Особое внимание колчаковское правительство уделяло казачеству, которое, наряду с буржуазией и офицерством, составляло одну из главных и наиболее надежных социальных опор белых – помимо либеральной и патриотической интеллигенции, малочисленного дворянства, слабого духовенства и колеблющейся массы зажиточных крестьян. В специальной «Грамоте Российского правительства казачьим войскам» от 1 мая 1919 г. А. В. Колчак гарантировал нерушимость «всех правовых особенностей земельного быта казаков, образа их служения, уклада жизни, управления военного и гражданского, слагавшегося веками».[1286]
Одной из причин слабой поддержки режима Колчака со стороны крестьян, их относительной инертности являлось то обстоятельство, что советская власть продержалась в Сибири сравнительно недолго и не успела, с одной стороны, закрепиться в крае, с другой – показать себя в полной мере. Ее свержение ускорил внешний фактор – восстание чехословацкого корпуса. Г. К. Гинс отмечал в своих мемуарах: «Коренное население Сибири относилось к земельному вопросу равнодушно, и аграрная демагогия не говорила ему ничего. Но зато сибирское крестьянство не испытало и какого-либо гнета нового режима… Продовольственные отряды еще не проникли в Сибирь, т. к. состояние транспорта не позволяло вывезти из нее и те запасы, которые были заготовлены еще раньше… Больше ощущали социалистическую систему нового режима окрестные деревни крупных городов».[1287] Т. е., с одной стороны, сравнительно зажиточное население Сибири, с практическим отсутствием в ней кадрового промышленного пролетариата, было маловосприимчиво к большевистской агитации (за исключением сравнительно бедных столыпинских переселенцев-«новоселов»), – с другой стороны, не успело почувствовать на себе все негативные стороны советского режима. В большей степени их успели ощутить горожане, но сибирские города того времени были относительно малочисленны и не определяли общей картины. В деревне же преобладали анархические настроения. Как констатировал тот же автор, «Сибирь в своей основной массе большевизмом не заразилась. Он протянулся красною ленточкою вдоль линии железной дороги, не проникнув вглубь. Но зато Сибирь не успела проникнуться и достаточным сознанием непригодности для нее большевистского строя».[1288]
Во многом именно этим (хотя и не только) объясняется существенное недовольство широких масс населения своим экономическим положением, связанным с войной, несмотря на гораздо худшую экономическую (и прежде всего продовольственную) ситуацию в Советской России.

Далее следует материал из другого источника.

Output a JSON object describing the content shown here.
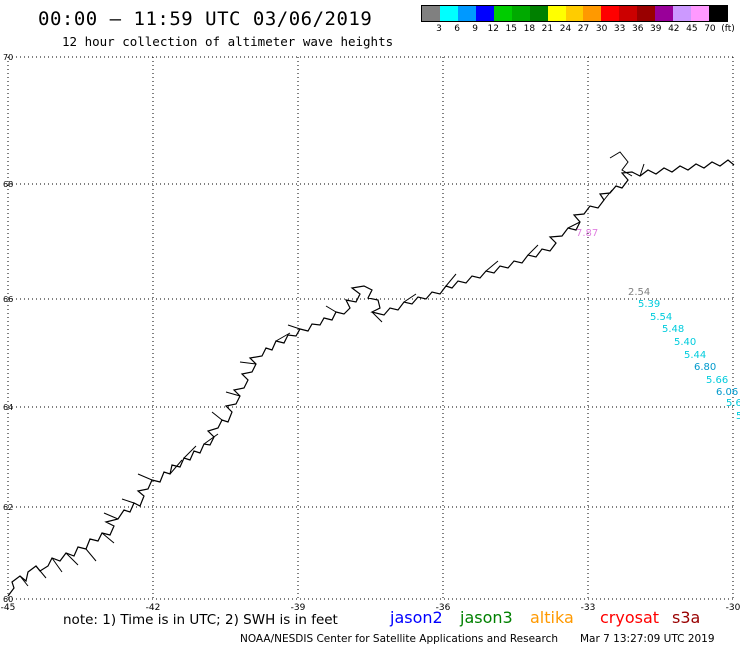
{
  "title": "00:00 – 11:59 UTC 03/06/2019",
  "subtitle": "12 hour collection of altimeter wave heights",
  "legend": {
    "colors": [
      "#808080",
      "#00ffff",
      "#0099ff",
      "#0000ff",
      "#00cc00",
      "#00aa00",
      "#008000",
      "#ffff00",
      "#ffcc00",
      "#ff9900",
      "#ff0000",
      "#cc0000",
      "#990000",
      "#990099",
      "#cc99ff",
      "#ff99ff",
      "#000000"
    ],
    "ticks": [
      "3",
      "6",
      "9",
      "12",
      "15",
      "18",
      "21",
      "24",
      "27",
      "30",
      "33",
      "36",
      "39",
      "42",
      "45",
      "70",
      "(ft)"
    ]
  },
  "map": {
    "lat_labels": [
      "70",
      "68",
      "66",
      "64",
      "62",
      "60"
    ],
    "lon_labels": [
      "-45",
      "-42",
      "-39",
      "-36",
      "-33",
      "-30"
    ]
  },
  "observations": [
    {
      "label": "7.87",
      "color": "#e080e0"
    },
    {
      "label": "2.54",
      "color": "#808080"
    },
    {
      "label": "5.39",
      "color": "#00ccdd"
    },
    {
      "label": "5.54",
      "color": "#00ccdd"
    },
    {
      "label": "5.48",
      "color": "#00ccdd"
    },
    {
      "label": "5.40",
      "color": "#00ccdd"
    },
    {
      "label": "5.44",
      "color": "#00ccdd"
    },
    {
      "label": "6.80",
      "color": "#0099cc"
    },
    {
      "label": "5.66",
      "color": "#00ccdd"
    },
    {
      "label": "6.06",
      "color": "#0099cc"
    },
    {
      "label": "5.6",
      "color": "#00ccdd"
    },
    {
      "label": "5",
      "color": "#00ccdd"
    }
  ],
  "footer": {
    "note": "note: 1) Time is in UTC; 2) SWH is in feet",
    "satellites": [
      {
        "name": "jason2",
        "color": "#0000ff"
      },
      {
        "name": "jason3",
        "color": "#008000"
      },
      {
        "name": "altika",
        "color": "#ff9900"
      },
      {
        "name": "cryosat",
        "color": "#ff0000"
      },
      {
        "name": "s3a",
        "color": "#990000"
      }
    ],
    "credit": "NOAA/NESDIS Center for Satellite Applications and Research",
    "timestamp": "Mar  7 13:27:09 UTC 2019"
  }
}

Упоминавшийся управляющий Иркутской губернией П. Д. Яковлев в конфиденциальном письме В. Н. Пепеляеву (тогда еще товарищу министра внутренних дел) 29 марта 1919 г. писал: «Разрыв правительства с народом углубляется… Недовольство правительственной политикой чувствуется во всех слоях населения… Деревню возмущают налоги и отсутствие товаров. При самодержавии у них были товары, а при большевиках не собирали налогов (не успели развернуть продразверстку – В. Х.)… Враждебное отношение к правительству питается еще… бегущими из армии дезертирами и следующими за ними воинскими отрядами, которые, к глубокому сожалению, не столько ловят дезертиров, сколько возмущают деревню своими насилиями. Особенно ярко повышение настроения чувствуется в городском населении. Его волнует все растущее сословное неравенство и атаманы… Поднимают вражду к власти и все усиливающиеся, часто беспричинные гонения на печать… Не проявляют особого желания поддерживать мероприятия правительства и цензовые элементы. Они шумят, выносят благожелательные резолюции, но вплотную к работе не идут, чего-то выжидают и келейно критикуют». В частности, по словам губернатора, на банкете в губернской земской управе «под хмельком» велись речи, что «если имеется только два пути – большевизм и правительство Колчака с его военно-полевой юстицией, дворцовыми переворотами и атаманами, то нужно идти с большевиками».